I am five days into my first trip to Turkey, it is 2004. Sitting on a boat in the middle of the Bosporus, I am trying not to cry.
My boyfriend is holding my hand and ordering tea for me as the ferry sways from side to side.
We are on our way from Kabataş (kabah-tash) up to the Sariyer neighborhood – he wants to show me an amazing shop that sells Tavuk Kazandibi, a dessert delicacy he tells me is made with caramelized milk, sugar and shredded chicken.
Always up for a culinary diversion, I jump at the chance today as my brain is feeling oppressed at trying to make out Turkish all around me.
Although many of the people I meet are fluent in English, they prefer Turkish. What I hate the most is that I keep thinking “OF COURSE they prefer Turkish, it is their native tongue, it is easier and I should learn to speak it if I am serious about this relationship.”
I am hating myself for feeling angry at all the Turkish, angry that my brain hurts and that my mouth muscles are sore from smiling through hours of conversation I do not understand, waiting for the comforting squeezes of my boyfriend’s hand, or the apologetic glances he makes when efforts to switch to English are rebuffed ever-so-gracefully. I hate myself in these moments, because what kind of entitled ugly American tourist am I who wants everyone to speak English? Yet, I am exhausted.
In the secrecy of our bedroom that night, I try to explain my feelings and he tells me how frustrated he feels FOR me…we argue a bit – about all the “just dropping in” we are doing to all of his friends. “It is so rude,” I say, “to just drop in without calling.” He sighs, clearly tempering his response into a not-gonna-be-an-argument as I am adjusting to all this and he is the primary person responsible for me adjusting, for my happiness on this trip. “But this is how we do it in Turkey?” he says, adding the questioning intonation on the end in order to temper his exasperation, or at least what I imagine is his exasperation. Holding me close, he says “I wonder if it was a mistake to come here – maybe this is too hard.” Exhausted, I am out like a light in under a minute.

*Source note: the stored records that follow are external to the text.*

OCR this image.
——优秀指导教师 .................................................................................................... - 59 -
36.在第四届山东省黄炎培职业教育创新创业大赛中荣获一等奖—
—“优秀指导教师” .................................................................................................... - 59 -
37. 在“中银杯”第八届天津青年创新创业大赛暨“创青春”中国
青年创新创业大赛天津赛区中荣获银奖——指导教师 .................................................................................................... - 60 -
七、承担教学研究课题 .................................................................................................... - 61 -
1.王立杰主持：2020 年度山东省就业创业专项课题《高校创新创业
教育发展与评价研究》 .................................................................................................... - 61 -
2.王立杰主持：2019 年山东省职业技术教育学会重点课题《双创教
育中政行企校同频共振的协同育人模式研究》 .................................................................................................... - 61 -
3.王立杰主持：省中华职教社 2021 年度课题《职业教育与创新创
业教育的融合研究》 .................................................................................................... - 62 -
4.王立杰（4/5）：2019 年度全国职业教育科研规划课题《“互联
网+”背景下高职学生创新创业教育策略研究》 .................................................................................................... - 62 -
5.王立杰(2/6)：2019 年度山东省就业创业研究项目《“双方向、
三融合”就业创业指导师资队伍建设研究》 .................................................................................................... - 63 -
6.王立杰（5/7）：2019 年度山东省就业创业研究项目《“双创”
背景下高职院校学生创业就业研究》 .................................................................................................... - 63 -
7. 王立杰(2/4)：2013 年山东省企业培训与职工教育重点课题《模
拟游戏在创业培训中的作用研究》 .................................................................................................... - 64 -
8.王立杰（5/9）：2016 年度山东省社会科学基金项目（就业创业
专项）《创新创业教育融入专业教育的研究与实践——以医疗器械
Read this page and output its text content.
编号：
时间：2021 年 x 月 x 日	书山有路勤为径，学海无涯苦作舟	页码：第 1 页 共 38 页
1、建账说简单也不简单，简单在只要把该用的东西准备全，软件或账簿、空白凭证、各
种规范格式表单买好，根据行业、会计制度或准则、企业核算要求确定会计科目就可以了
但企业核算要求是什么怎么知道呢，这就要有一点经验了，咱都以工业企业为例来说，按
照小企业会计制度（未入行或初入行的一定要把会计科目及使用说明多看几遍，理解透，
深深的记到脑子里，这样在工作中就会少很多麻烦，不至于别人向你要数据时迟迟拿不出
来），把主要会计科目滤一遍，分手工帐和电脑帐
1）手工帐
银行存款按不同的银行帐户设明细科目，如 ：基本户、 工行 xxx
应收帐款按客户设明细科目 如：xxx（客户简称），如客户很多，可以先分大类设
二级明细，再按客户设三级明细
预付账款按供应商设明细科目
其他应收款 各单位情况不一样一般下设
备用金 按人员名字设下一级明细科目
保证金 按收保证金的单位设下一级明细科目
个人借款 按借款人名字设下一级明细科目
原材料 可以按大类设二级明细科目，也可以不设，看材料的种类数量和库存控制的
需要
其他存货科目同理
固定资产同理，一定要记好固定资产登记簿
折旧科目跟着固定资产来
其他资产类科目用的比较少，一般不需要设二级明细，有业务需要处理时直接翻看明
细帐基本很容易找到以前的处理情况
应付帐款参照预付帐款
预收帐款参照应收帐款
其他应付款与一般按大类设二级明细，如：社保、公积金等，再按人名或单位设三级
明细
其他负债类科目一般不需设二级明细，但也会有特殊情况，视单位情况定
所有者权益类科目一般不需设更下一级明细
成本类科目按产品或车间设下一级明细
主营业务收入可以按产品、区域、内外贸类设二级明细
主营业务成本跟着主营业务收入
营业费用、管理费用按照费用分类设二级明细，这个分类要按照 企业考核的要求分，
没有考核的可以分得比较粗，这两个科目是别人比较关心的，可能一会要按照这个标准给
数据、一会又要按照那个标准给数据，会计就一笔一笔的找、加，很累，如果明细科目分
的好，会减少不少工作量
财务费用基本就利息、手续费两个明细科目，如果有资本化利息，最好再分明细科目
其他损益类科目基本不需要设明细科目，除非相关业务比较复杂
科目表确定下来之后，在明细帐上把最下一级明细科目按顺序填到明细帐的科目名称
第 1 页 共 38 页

The vision begins to come clear through the dark black tunnel of closed-eye dreamspace. A jester and the teacher are in a boat in the middle of the Bosporus strait. I can see them in shadow form – sort of a thin manila paper form that I can see through in the firelight in the darkened room, full of orange and rose-scented smoke. Gesticulating wildly, the jester leaps and twirls and jumps, his oversize left eye black as ink no matter which direction he turns. The eye seems scary and unsettling. The teacher is more reasoned. His hands are behind he back, holding a book that he is almost done with, I can tell because his hands hold his place at the end of the book. “One should steer a boat,” the teacher lectures, “by holding the rudder and moving it starboard if you want to go right, and port if you want to go left.” His confident air swirls about him, displacing some of the smoke. “You pompous oaf,” the jester snorts, “who has ever heard of steering left to go right, and right to go left?” Do you expect me to believe that? I’ll show you the best way to steer this boat – get a litter of rowers! I know we are far from home, but their arms are just as strong as the Janissary rowers we are used to around here in Istanbul. The jester and the teacher are fighting and it goes on and on – differences of opinion upon differences of opinion about opinions…
Fading in and out through the ever-thickening smoke as I feel myself pulled back through a pinhole from observing this scene, I can now only see the two men in miniature. I can hear their tinny, crackling voices as if from afar, Lilliputians in some new world. They are fighting and arguing in Swedish – at least it sounds like that. I can’t make out what they are arguing about, but before long, I can see the swells of water from where the boat capsizes, the jester thrashing wildly in the surf, while the teacher sinks from holding on to his heavy textbook on the art of boating. As the tiny figures swirl in their ocean, I am pulled through the pinhole as if in a whirlpool, my worst fear is coming true, I am drowning, I think.
I wake up gasping for air. An Ottoman-era deep purple velvet kaftan with gold brocade has fallen on top of me from where it was displayed on the wall…it is the wedding kaftan of my boyfriend’s grandmother.
As I gently move the kaftan onto the bureau without waking my boyfriend, I am disoriented – have I crossed from west to east? Will I marry this man? Do I want to deal with Turkey and Turkish? Will I make it? Do I want to? As I toss and turn, pondering my dream, I remember reading about the Istanbul Toy Museum – where there is an exhibit about Karagöz and Hacivat, the two most famous puppets in the Karagöz shadow puppetry genre…clearly Karagöz was my jester and Hacivat was my teacher…
Post-script: Years later, as I revisit this memory, I realize with a Home Simpson-style “duh” that this was part of my culture shock experience…I was so convinced that I was ready to travel to Turkey because of all of my reading, that I couldn’t imagine that I would be surprised by anything, and the hegemony of wanting to be a culturally competent (not yet knowledgeable about the culturally responsive concept) American tourist who did not insult anyone and “got it” was oppressive.